İrfan Yalçın’a veda

Bir gün ölüm haberini almaktan hep çok korktum. “Madem ki bir gün ölüm mukadder” diyordu Nâzım Hikmet. Ölüm mukadderdi ve o gün geldi. “İrfan Yalçın’ı kaybettik.” Mesaj bu kadardı. Donakaldım

İrfan Yalçın, hem devrimci karakteriyle, örgütlülüğüyle (Vatan Partisi’nde önder görevler almıştı) hem de romancılığıyla yani romanlarının hem biçemi hem de konularıyla edebiyat tarihimizde kendine özgü, ekol diyebileceğimiz bir konumdaydı.

İrfan Yalçın

Romanlarının karakterleri hep aşağıdakilerdi. (Aşağıdakiler isminde bir romanı da vardır.) Yani toplumun dışına, aşağılara itilmiş, toplumun tortusu haline gelmiş, büyük acılar çekmiş, yalnızlıkların, ölümlerin, açlığın, yoksulluğun altında ezilmiş insanları yazdı. İrfan Yalçın devrimci bir yazardı. Yazında devrimcilikten bahsetmiyorum sadece.

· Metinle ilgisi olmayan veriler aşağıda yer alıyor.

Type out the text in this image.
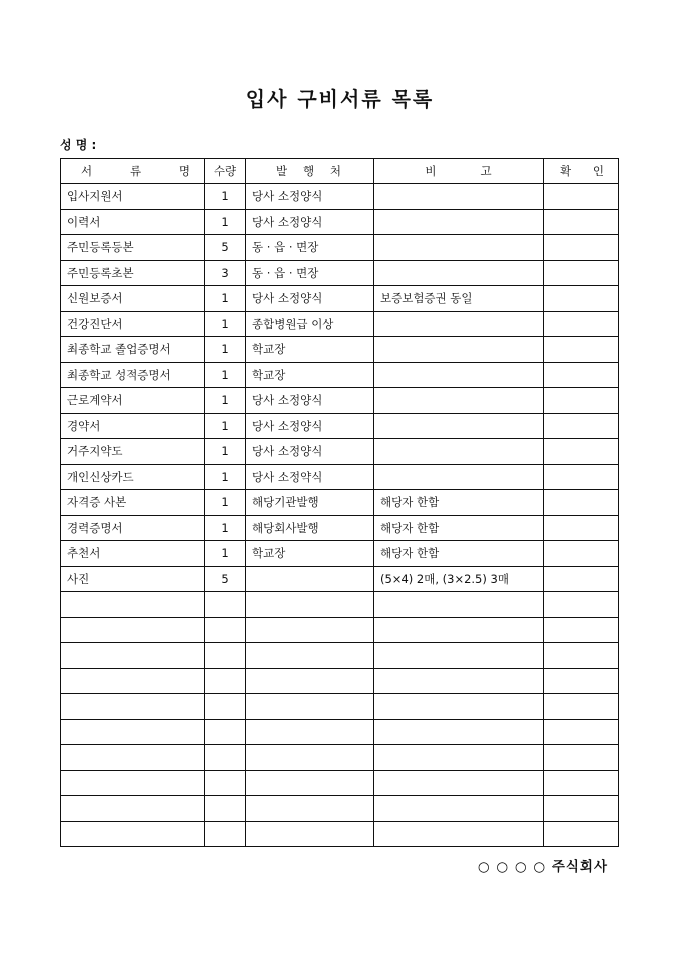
입사 구비서류 목록
성 명 :
서 류 명	수량	발 행 처	비 고	확 인

입사지원서	1	당사 소정양식		
이력서	1	당사 소정양식		
주민등록등본	5	동 · 읍 · 면장		
주민등록초본	3	동 · 읍 · 면장		
신원보증서	1	당사 소정양식	보증보험증권 동일	
건강진단서	1	종합병원급 이상		
최종학교 졸업증명서	1	학교장		
최종학교 성적증명서	1	학교장		
근로계약서	1	당사 소정양식		
경약서	1	당사 소정양식		
거주지약도	1	당사 소정양식		
개인신상카드	1	당사 소정약식		
자격증 사본	1	해당기관발행	해당자 한함	
경력증명서	1	해당회사발행	해당자 한함	
추천서	1	학교장	해당자 한함	
사진	5		(5×4) 2매, (3×2.5) 3매	

○ ○ ○ ○ 주식회사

Hayatında da devrimci bir yazardı. O, aşağıdaki insanlarda devrimci bir enerji olduğunu biliyordu. O insanların dünyayı değiştirecek dinamikleri taşıdığını biliyordu.

Yani bilinçli bir tercihti onları yazması.

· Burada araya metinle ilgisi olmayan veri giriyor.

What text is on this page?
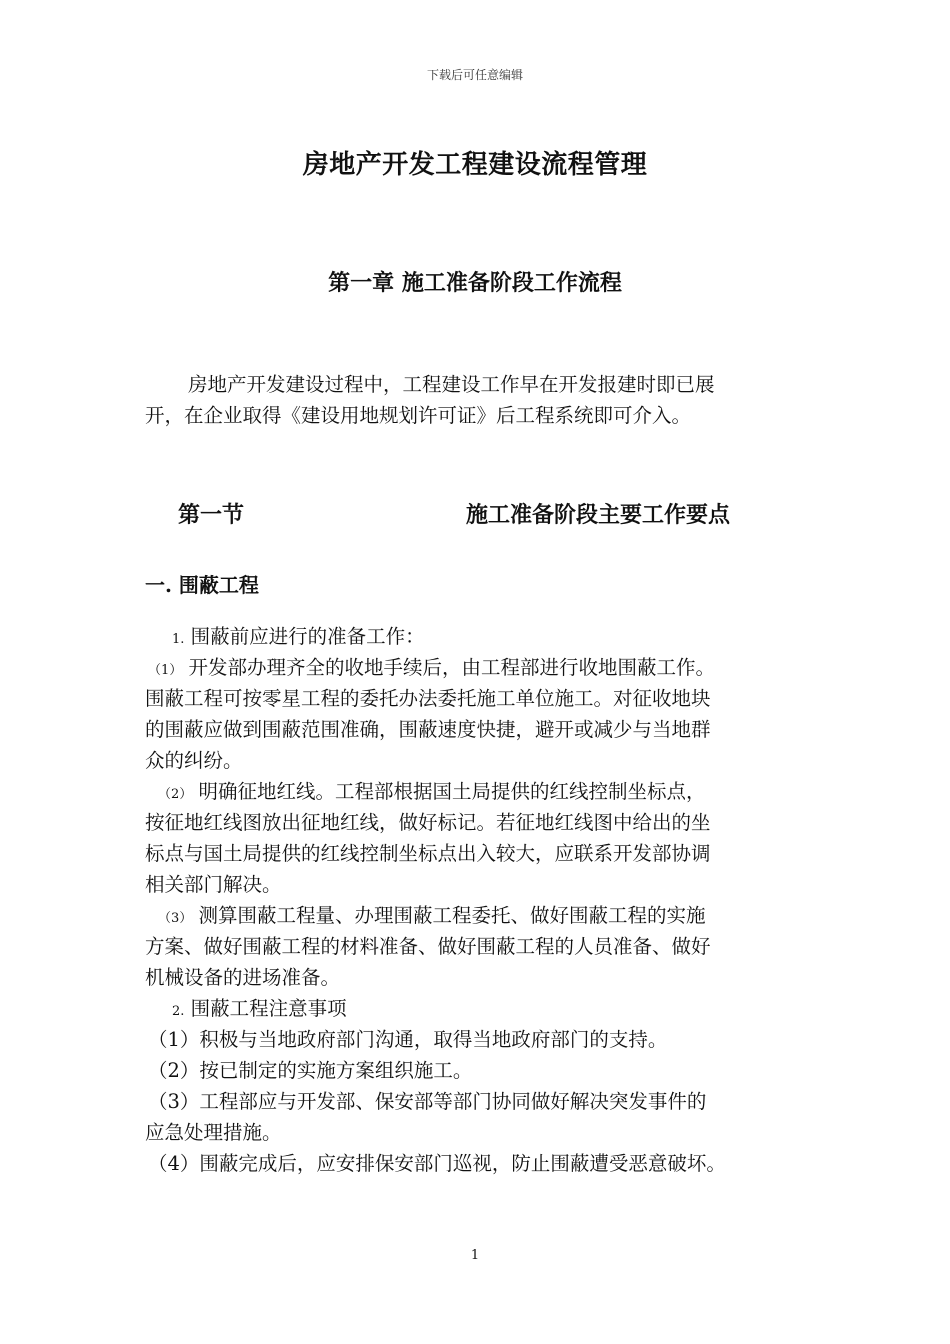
下载后可任意编辑
房地产开发工程建设流程管理
第一章 施工准备阶段工作流程
房地产开发建设过程中，工程建设工作早在开发报建时即已展
开，在企业取得《建设用地规划许可证》后工程系统即可介入。
第一节	施工准备阶段主要工作要点
一. 围蔽工程
1. 围蔽前应进行的准备工作：
（1） 开发部办理齐全的收地手续后，由工程部进行收地围蔽工作。
围蔽工程可按零星工程的委托办法委托施工单位施工。对征收地块
的围蔽应做到围蔽范围准确，围蔽速度快捷，避开或减少与当地群
众的纠纷。
（2） 明确征地红线。工程部根据国土局提供的红线控制坐标点，
按征地红线图放出征地红线，做好标记。若征地红线图中给出的坐
标点与国土局提供的红线控制坐标点出入较大，应联系开发部协调
相关部门解决。
（3） 测算围蔽工程量、办理围蔽工程委托、做好围蔽工程的实施
方案、做好围蔽工程的材料准备、做好围蔽工程的人员准备、做好
机械设备的进场准备。
2. 围蔽工程注意事项
（1）积极与当地政府部门沟通，取得当地政府部门的支持。
（2）按已制定的实施方案组织施工。
（3）工程部应与开发部、保安部等部门协同做好解决突发事件的
应急处理措施。
（4）围蔽完成后，应安排保安部门巡视，防止围蔽遭受恶意破坏。
1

ABSÜRTLÜK VE MASALSILIK İÇİNDE YANSIYAN GERÇEK

Romanlarında gerçeğe bağlıydı. Fakat gerçeği absürtleştirerek anlattı. Onun romanlarında gerçek zaman zaman masalsılaştırılmıştır zaman zaman absürtleştirilmiştir zaman zaman da mizahi bir çerçevede yansıtılmıştır. Ama yansıyan hep gerçektir. Mizah da masal da absürtlük de gerçeği derinleştirmek içindir.

Teması hep bir Türkiye gerçeği, bir dünya gerçeği içinde örülmüştür. Onun romanlarını okuyan herkes mutlaka kendisinden bir şeyler, evinden, mahallesinden, şehrinden bir şeyler bulur. Arkadaşlarından, ailesinden bir şeyler bulur. İrfan Yalçın’ın romanlarında gerçek ilk bakışta sisler içinden gibi görünebilir ancak oradaki devrimci enerji en ağırlıklı malzemedir. Bütün romanlarında burjuva ahlakıyla, burjuva kültürüyle alay etmiştir. O safını ezilen insanlardan tarafa seçmişti.

Bir sınıfın yazarıydı İrfan Yalçın. Bilimsel Sosyalistti. Hem sanat teorisinde bilimsel sosyalizme bağlı kaldı hem romanlarının altyapısında hem de yaşamında.

Türkiye için ne kadar üzülsek azdır. Çünkü İrfan Yalçın gibi bir usta, bu postmodern sanat ortamında, çölde su bulmak gibidir. Aslında Türkiye İrfan Yalçın’la çölleşen sanat ortamında suyunu yitirmiştir. Bu kadar önemlidir.